Her voice went so quiet that surely the Pinkies in the carriage wouldn’t hear. “I just don’t think it’s right, running out on Mademoiselle Caprice and taking all her francs. Criminy’s going to kill her, too, for being a bad chaperone. What was so horrible about going to the University of Ruin, anyway?”
We hit a pothole, and my head knocked against the wood, loosening a dark brown curl to dangle in my eyes. I sat up straighter and shrugged. “I left her enough money to get back to the caravan. And Ruin wasn’t horrible; I just wanted an adventure. I don’t want to be a boring contortionist in the boring caravan anymore, and I don’t want to go back to college, either.”
“Back to college?”
I wedged my head onto her shoulder, my mouth to her ear behind a curled glove. The other passengers didn’t know we were Bludmen or that I was a Stranger from Earth. We would be in serious trouble if they found out we were bloodsuckers—not the nice, normal, Pinky girls we appeared to be. “I guess I never told you. I was at university when I . . . when I ended up in Sangland. When Criminy found me and saved me. I was a student, in my world. I hated it.”
“Why did you never say? And why did you hate it so?”
I scowled behind my hand, but her confusion was genuine.
It was easy to forget that Cherie had grown up poor and freezing in the forests of Freesia after her family fell out of favor with the Tsarina. To her, the caravan was a life of warmth and security. And I had taken that from her when I decided to leave. Breathing in the scent of her hair, I felt a rush of love for the first person who’d reached out to me when I arrived in Criminy’s caravan, naked and confused and newly blood-hungry. She’d hugged me and taken me in like a lost kitten, teaching me how to drink blood from vials without staining my clothes and showing me how to line my eyes with kohl like the other girls. When I looked at her, I saw only my dear friend, the closest thing I’d ever had to a sister. Golden curls, eyes too innocent for a Bludwoman, pink cheeks, and an upturned nose. She looked like an American Girl doll, not a well-disguised wolf.

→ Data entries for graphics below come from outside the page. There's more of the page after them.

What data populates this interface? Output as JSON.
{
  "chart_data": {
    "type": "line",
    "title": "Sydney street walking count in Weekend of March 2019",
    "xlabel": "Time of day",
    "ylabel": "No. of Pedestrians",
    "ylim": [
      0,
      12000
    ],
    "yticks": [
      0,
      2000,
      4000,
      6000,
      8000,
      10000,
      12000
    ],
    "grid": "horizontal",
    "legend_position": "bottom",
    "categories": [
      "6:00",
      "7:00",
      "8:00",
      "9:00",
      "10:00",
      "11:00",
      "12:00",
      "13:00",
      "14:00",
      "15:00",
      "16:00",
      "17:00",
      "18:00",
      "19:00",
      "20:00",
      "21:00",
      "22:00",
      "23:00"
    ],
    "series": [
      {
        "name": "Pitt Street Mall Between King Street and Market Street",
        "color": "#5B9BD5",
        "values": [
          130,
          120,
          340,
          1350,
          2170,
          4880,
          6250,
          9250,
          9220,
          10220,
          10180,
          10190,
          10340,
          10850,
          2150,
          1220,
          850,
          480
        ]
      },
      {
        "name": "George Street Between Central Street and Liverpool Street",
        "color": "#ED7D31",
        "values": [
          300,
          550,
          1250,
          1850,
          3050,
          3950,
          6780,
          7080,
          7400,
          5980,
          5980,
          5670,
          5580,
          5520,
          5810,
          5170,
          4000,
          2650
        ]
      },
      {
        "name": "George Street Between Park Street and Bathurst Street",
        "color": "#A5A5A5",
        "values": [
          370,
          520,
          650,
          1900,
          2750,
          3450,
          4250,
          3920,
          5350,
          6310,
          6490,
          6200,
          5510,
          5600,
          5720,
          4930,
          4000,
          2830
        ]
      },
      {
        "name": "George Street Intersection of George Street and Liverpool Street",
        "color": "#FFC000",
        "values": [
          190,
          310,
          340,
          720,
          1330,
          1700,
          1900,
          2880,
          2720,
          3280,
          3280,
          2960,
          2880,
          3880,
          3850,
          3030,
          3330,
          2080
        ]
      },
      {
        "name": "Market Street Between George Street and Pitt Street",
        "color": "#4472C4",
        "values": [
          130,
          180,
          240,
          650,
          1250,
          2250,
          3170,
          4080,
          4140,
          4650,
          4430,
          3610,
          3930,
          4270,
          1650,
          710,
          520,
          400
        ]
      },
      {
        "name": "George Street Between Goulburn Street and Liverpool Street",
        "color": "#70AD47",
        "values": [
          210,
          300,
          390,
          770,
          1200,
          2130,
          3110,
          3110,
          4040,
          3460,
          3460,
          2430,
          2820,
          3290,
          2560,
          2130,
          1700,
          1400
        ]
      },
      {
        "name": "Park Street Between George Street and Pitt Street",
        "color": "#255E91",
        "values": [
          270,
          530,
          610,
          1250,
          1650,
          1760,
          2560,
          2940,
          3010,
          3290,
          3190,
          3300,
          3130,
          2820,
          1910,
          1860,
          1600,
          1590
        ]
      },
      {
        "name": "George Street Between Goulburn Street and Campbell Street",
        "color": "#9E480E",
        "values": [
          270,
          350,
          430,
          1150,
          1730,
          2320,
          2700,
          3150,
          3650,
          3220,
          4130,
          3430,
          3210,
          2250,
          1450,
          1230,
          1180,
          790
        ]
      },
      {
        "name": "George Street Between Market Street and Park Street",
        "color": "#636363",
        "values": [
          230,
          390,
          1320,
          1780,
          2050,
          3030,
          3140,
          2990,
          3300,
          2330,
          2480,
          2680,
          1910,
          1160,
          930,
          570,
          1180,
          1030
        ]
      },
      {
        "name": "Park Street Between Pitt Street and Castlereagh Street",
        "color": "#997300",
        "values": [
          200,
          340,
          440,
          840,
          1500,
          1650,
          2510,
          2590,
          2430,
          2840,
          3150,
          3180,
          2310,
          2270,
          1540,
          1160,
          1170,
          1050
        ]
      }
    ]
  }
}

But to her, the University of Ruin represented untold wealth and opportunity. Most likely, no one in her entire family had ever been to university, much less a woman. I would have to keep reminding myself, before we landed in Paris, that women in Sang didn’t have the sort of freedom I had known back home in Greenville, South Carolina. I hadn’t spoken much of my life before Sang, it was true. But I owed her a better explanation for why I’d forced her to join me on a risky adventure.
“I never told you because I wanted a clean start, wanted to forget how I ended up here. Earth is different. Safer. I guess I thought that once I left home and got to a new city for college, everything would be different. That I would make friends and get a boyfriend and do well in my classes without really trying and that a degree in art history would actually get me a job. I thought life would be as pretty as it looked in the brochures, in the advertisements. I thought that just getting away from my parents would suddenly make everything better.”
“Nope. Kind of the opposite. It just made me more depressed and alone.”
The Pinky gentleman across the carriage watched our whispered closeness with an unhealthy fascination, a creepy gleam growing behind his spectacles. My instinct was to flash my fangs at him and hiss, but that would get us thrown off the carriage, if not killed. Instead, I pulled my head away from Cherie and locked eyes with the older man. After a few moments of my intense glaring, he cleared his throat juicily and looked away. The prim nursemaid beside him sniffed in disdain and sidled closer to her charge, a girl of about seventeen. The girl gave us an innocent, hopeful smile, which I was sure Cherie would return behind closed lips. We might have looked her age, but we were probably ten years older. There were benefits to being bludded, after all.